This week, Premier Christy Clark is busy taking out the trash. Four announcements to address growing concerns about a faltering justice system, a sortie with teachers and even a patch for a vexing little dispute about liquor laws in theatres.
On Monday, she starts the week with a faux Throne Speech – actually a brief statement delivered from a comfy chair in the radio studio where she worked up until a year ago. She hopes by then to have a clean platform to launch an agenda with her own brand.
The statement will come during a 90-minute radio interview with Bill Good on CKNW that marks the beginning of the spring legislature session. But it's also timely as Ms. Clark prepares to call two by-elections. Both Port Moody-Coquitlam and Chilliwack-Hope are typically solid BC Liberal ridings, but support for Ms. Clark's party is being eroded both by the nascent BC Conservatives and Adrian Dix's New Democrats.
Ms. Clark has been increasingly vocal about the fact that she has spent the better part of her first year in office cleaning up messes left behind by the previous occupant. Managing the fallout from the botched harmonized sales tax has overshadowed much of her efforts to date, but lately Ms. Clark has been tackling other lingering problems.

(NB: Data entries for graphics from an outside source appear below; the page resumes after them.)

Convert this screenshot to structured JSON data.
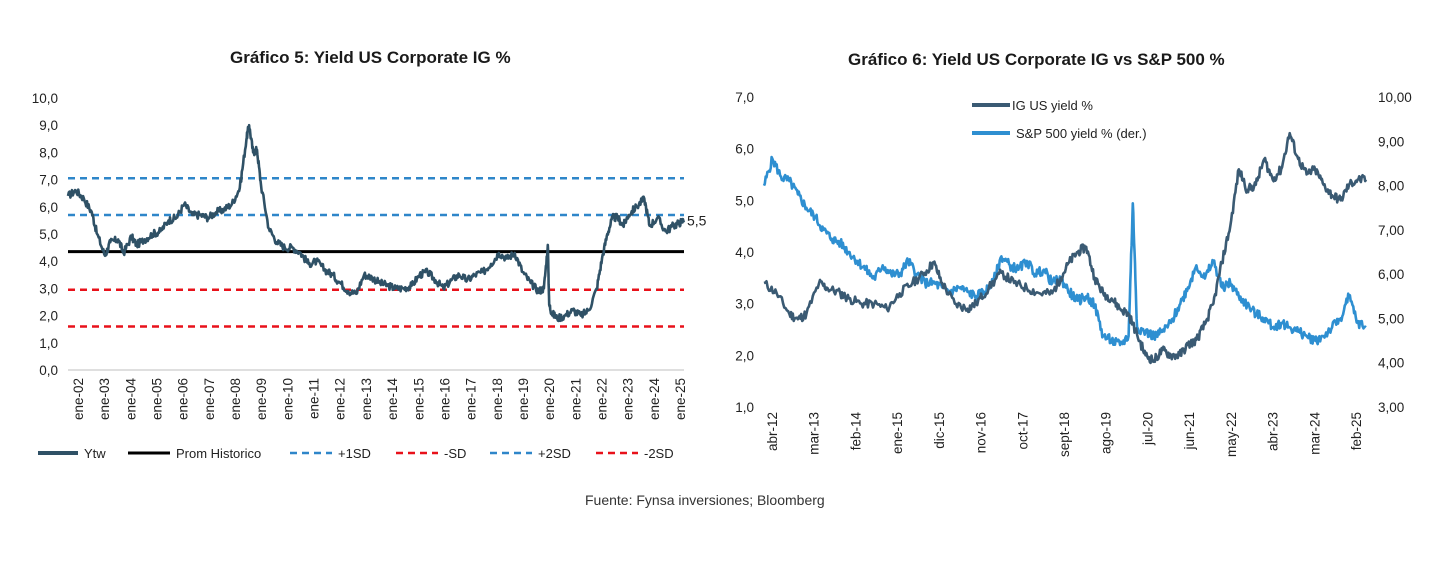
{
  "source": "Fuente: Fynsa inversiones; Bloomberg",
  "colors": {
    "ytw": "#2f5166",
    "ig": "#3a5a73",
    "sp": "#2e8fd1",
    "avg": "#000000",
    "sd1": "#2e86c9",
    "red": "#e8111a"
  },
  "chart_data": [
    {
      "type": "line",
      "title": "Gráfico 5: Yield US Corporate IG %",
      "ylim": [
        0,
        10
      ],
      "yticks": [
        "0,0",
        "1,0",
        "2,0",
        "3,0",
        "4,0",
        "5,0",
        "6,0",
        "7,0",
        "8,0",
        "9,0",
        "10,0"
      ],
      "x_ticks": [
        "ene-02",
        "ene-03",
        "ene-04",
        "ene-05",
        "ene-06",
        "ene-07",
        "ene-08",
        "ene-09",
        "ene-10",
        "ene-11",
        "ene-12",
        "ene-13",
        "ene-14",
        "ene-15",
        "ene-16",
        "ene-17",
        "ene-18",
        "ene-19",
        "ene-20",
        "ene-21",
        "ene-22",
        "ene-23",
        "ene-24",
        "ene-25"
      ],
      "end_label": "5,5",
      "reference_lines": [
        {
          "name": "Prom Historico",
          "value": 4.35,
          "style": "solid",
          "color": "#000000"
        },
        {
          "name": "+1SD",
          "value": 5.7,
          "style": "dashed",
          "color": "#2e86c9"
        },
        {
          "name": "-SD",
          "value": 2.95,
          "style": "dashed",
          "color": "#e8111a"
        },
        {
          "name": "+2SD",
          "value": 7.05,
          "style": "dashed",
          "color": "#2e86c9"
        },
        {
          "name": "-2SD",
          "value": 1.6,
          "style": "dashed",
          "color": "#e8111a"
        }
      ],
      "legend": [
        "Ytw",
        "Prom Historico",
        "+1SD",
        "-SD",
        "+2SD",
        "-2SD"
      ],
      "series": [
        {
          "name": "Ytw",
          "x": [
            2002.0,
            2002.3,
            2002.6,
            2002.9,
            2003.1,
            2003.4,
            2003.6,
            2003.9,
            2004.1,
            2004.4,
            2004.6,
            2004.9,
            2005.2,
            2005.5,
            2005.8,
            2006.1,
            2006.4,
            2006.7,
            2007.0,
            2007.3,
            2007.6,
            2007.9,
            2008.2,
            2008.5,
            2008.75,
            2008.85,
            2009.0,
            2009.15,
            2009.3,
            2009.6,
            2009.9,
            2010.2,
            2010.5,
            2010.8,
            2011.1,
            2011.4,
            2011.7,
            2012.0,
            2012.3,
            2012.6,
            2012.9,
            2013.2,
            2013.5,
            2013.8,
            2014.1,
            2014.4,
            2014.7,
            2015.0,
            2015.3,
            2015.6,
            2015.9,
            2016.2,
            2016.5,
            2016.8,
            2017.1,
            2017.4,
            2017.7,
            2018.0,
            2018.3,
            2018.6,
            2018.9,
            2019.2,
            2019.5,
            2019.8,
            2020.0,
            2020.15,
            2020.2,
            2020.3,
            2020.5,
            2020.8,
            2021.1,
            2021.4,
            2021.7,
            2022.0,
            2022.2,
            2022.4,
            2022.6,
            2022.8,
            2023.0,
            2023.2,
            2023.5,
            2023.8,
            2024.0,
            2024.3,
            2024.6,
            2024.9,
            2025.1,
            2025.3
          ],
          "values": [
            6.4,
            6.6,
            6.3,
            5.8,
            5.0,
            4.2,
            4.7,
            4.8,
            4.3,
            4.9,
            4.6,
            4.8,
            5.0,
            5.1,
            5.5,
            5.6,
            6.1,
            5.7,
            5.7,
            5.6,
            5.8,
            5.9,
            6.1,
            6.7,
            8.5,
            9.0,
            8.0,
            8.1,
            6.8,
            5.2,
            4.7,
            4.5,
            4.5,
            4.3,
            3.9,
            4.0,
            3.7,
            3.5,
            3.2,
            2.9,
            2.8,
            3.5,
            3.4,
            3.2,
            3.1,
            3.0,
            3.0,
            3.1,
            3.5,
            3.6,
            3.3,
            3.0,
            3.3,
            3.5,
            3.3,
            3.5,
            3.6,
            3.9,
            4.3,
            4.1,
            4.3,
            3.6,
            3.2,
            2.9,
            3.0,
            4.6,
            2.4,
            2.1,
            1.9,
            2.0,
            2.2,
            2.0,
            2.2,
            3.0,
            4.1,
            5.0,
            5.6,
            5.6,
            5.3,
            5.7,
            6.0,
            6.3,
            5.3,
            5.6,
            5.1,
            5.3,
            5.4,
            5.5
          ]
        }
      ]
    },
    {
      "type": "line",
      "title": "Gráfico 6: Yield US Corporate IG vs S&P 500 %",
      "ylim_left": [
        1,
        7
      ],
      "ylim_right": [
        3,
        10
      ],
      "yticks_left": [
        "1,0",
        "2,0",
        "3,0",
        "4,0",
        "5,0",
        "6,0",
        "7,0"
      ],
      "yticks_right": [
        "3,00",
        "4,00",
        "5,00",
        "6,00",
        "7,00",
        "8,00",
        "9,00",
        "10,00"
      ],
      "x_ticks": [
        "abr-12",
        "mar-13",
        "feb-14",
        "ene-15",
        "dic-15",
        "nov-16",
        "oct-17",
        "sept-18",
        "ago-19",
        "jul-20",
        "jun-21",
        "may-22",
        "abr-23",
        "mar-24",
        "feb-25"
      ],
      "legend": [
        "IG US yield %",
        "S&P 500 yield % (der.)"
      ],
      "series": [
        {
          "name": "IG US yield %",
          "axis": "left",
          "x": [
            0,
            0.3,
            0.6,
            0.8,
            1.0,
            1.3,
            1.5,
            1.8,
            2.0,
            2.3,
            2.6,
            2.9,
            3.2,
            3.5,
            3.8,
            4.0,
            4.2,
            4.5,
            4.8,
            5.0,
            5.3,
            5.6,
            5.9,
            6.2,
            6.5,
            6.8,
            7.0,
            7.2,
            7.4,
            7.6,
            7.8,
            8.0,
            8.2,
            8.4,
            8.6,
            8.8,
            9.0,
            9.2,
            9.4,
            9.6,
            9.8,
            10.0,
            10.2,
            10.4,
            10.6,
            10.8,
            11.0,
            11.2,
            11.4,
            11.6,
            11.8,
            12.0,
            12.2,
            12.4,
            12.6,
            12.8,
            13.0,
            13.2,
            13.4,
            13.6,
            13.8,
            14.0,
            14.2
          ],
          "values": [
            3.4,
            3.2,
            2.8,
            2.7,
            2.8,
            3.4,
            3.3,
            3.2,
            3.1,
            3.0,
            3.0,
            2.9,
            3.2,
            3.4,
            3.6,
            3.8,
            3.4,
            3.0,
            2.9,
            3.0,
            3.3,
            3.6,
            3.4,
            3.3,
            3.2,
            3.2,
            3.5,
            3.8,
            4.0,
            4.1,
            3.5,
            3.2,
            3.1,
            2.9,
            2.8,
            2.4,
            2.0,
            1.9,
            2.1,
            2.0,
            2.0,
            2.2,
            2.3,
            2.6,
            3.0,
            3.8,
            4.5,
            5.6,
            5.2,
            5.3,
            5.8,
            5.4,
            5.6,
            6.3,
            5.8,
            5.5,
            5.6,
            5.3,
            5.1,
            5.0,
            5.3,
            5.4,
            5.4
          ]
        },
        {
          "name": "S&P 500 yield % (der.)",
          "axis": "right",
          "x": [
            0,
            0.2,
            0.4,
            0.6,
            0.8,
            1.0,
            1.2,
            1.4,
            1.6,
            1.8,
            2.0,
            2.2,
            2.4,
            2.6,
            2.8,
            3.0,
            3.2,
            3.4,
            3.6,
            3.8,
            4.0,
            4.2,
            4.4,
            4.6,
            4.8,
            5.0,
            5.2,
            5.4,
            5.6,
            5.8,
            6.0,
            6.2,
            6.4,
            6.6,
            6.8,
            7.0,
            7.2,
            7.4,
            7.6,
            7.8,
            8.0,
            8.2,
            8.4,
            8.6,
            8.7,
            8.8,
            9.0,
            9.2,
            9.4,
            9.6,
            9.8,
            10.0,
            10.2,
            10.4,
            10.6,
            10.8,
            11.0,
            11.2,
            11.4,
            11.6,
            11.8,
            12.0,
            12.2,
            12.4,
            12.6,
            12.8,
            13.0,
            13.2,
            13.4,
            13.6,
            13.8,
            14.0,
            14.2
          ],
          "values": [
            8.0,
            8.6,
            8.2,
            8.1,
            7.8,
            7.5,
            7.3,
            7.0,
            6.8,
            6.7,
            6.5,
            6.3,
            6.1,
            5.9,
            6.2,
            6.0,
            6.0,
            6.3,
            6.0,
            5.8,
            5.8,
            5.7,
            5.6,
            5.7,
            5.6,
            5.5,
            5.6,
            5.8,
            6.4,
            6.2,
            6.1,
            6.3,
            6.0,
            6.1,
            5.8,
            5.9,
            5.6,
            5.4,
            5.5,
            5.3,
            4.6,
            4.5,
            4.4,
            4.6,
            7.6,
            4.8,
            4.7,
            4.6,
            4.7,
            4.9,
            5.3,
            5.7,
            6.2,
            5.9,
            6.3,
            5.7,
            5.8,
            5.5,
            5.3,
            5.1,
            5.0,
            4.8,
            4.9,
            4.8,
            4.7,
            4.6,
            4.5,
            4.6,
            4.8,
            5.0,
            5.5,
            4.9,
            4.8
          ]
        }
      ]
    }
  ]
}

This will allow her to roll out some good news that might gain traction. Watch for a policy to reshape the carbon tax – but only after the final scheduled increase is imposed this summer. A strategy to ease the transition from the HST, aimed particularly at home builders, is also a likely bet.

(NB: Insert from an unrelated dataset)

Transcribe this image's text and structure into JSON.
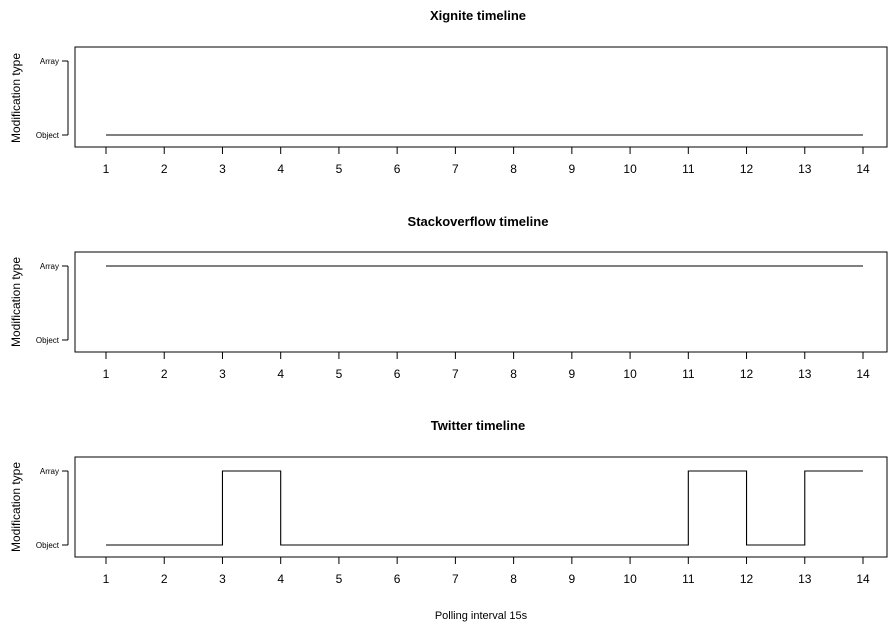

Ms. Clark tried to take back the agenda last fall when she announced her jobs plan, but her party continued to fall in the polls. A renewed housekeeping effort started in January.
There was the crisis in Community Living, the agency that serves adults with developmental disabilities. For that the Premier scrounged up $40-million. Another $15-million was found for community organizations that had been shortchanged on gaming grants.
To give her jobs plan some legitimate purchase, the province had to remodel its Clean Energy policy last week to ensure enough electricity supply so that the Premier can count on snipping ribbons for new mines and liquefied natural gas plants.
This week, she made a string of announcements on the justice system to address overcrowded prisons, a backlog in the courts and crime prevention, all capped with the promise of further, wide-reaching reforms.
Thursday's appointment of a fact finder in the long-running labour dispute with B.C. teachers is also nicely timed, laying the groundwork as it does for imposing a legislated end to the dispute. Contract talks with the teachers have been grinding along for a year now, and limited job action began in September.
Susan Lambert, president of the BC Teachers' Federation, was quick to condemn the appointment of senior labour bureaucrat Trevor Hughes to report on the likelihood of a negotiated settlement. "I question the independence of this assessment," she said. "Of course a deal is possible."
But Education Minister George Abbott made it clear he sees no prospect of a settlement. "I've grown increasingly pessimistic," he told reporters. "It's time to see a resolution to this."
This is a roadmap for an end to the teachers dispute this spring. They'll have to deal with class size and composition, too, before the Premier can put her stamp on education reforms.
Energy, education and justice are all big and slow-moving pieces. But as Ms. Clark approaches the first anniversary of moving into the premier's office – the date looms just a month away – she can at least show she has started to nudge the province in a direction of her making.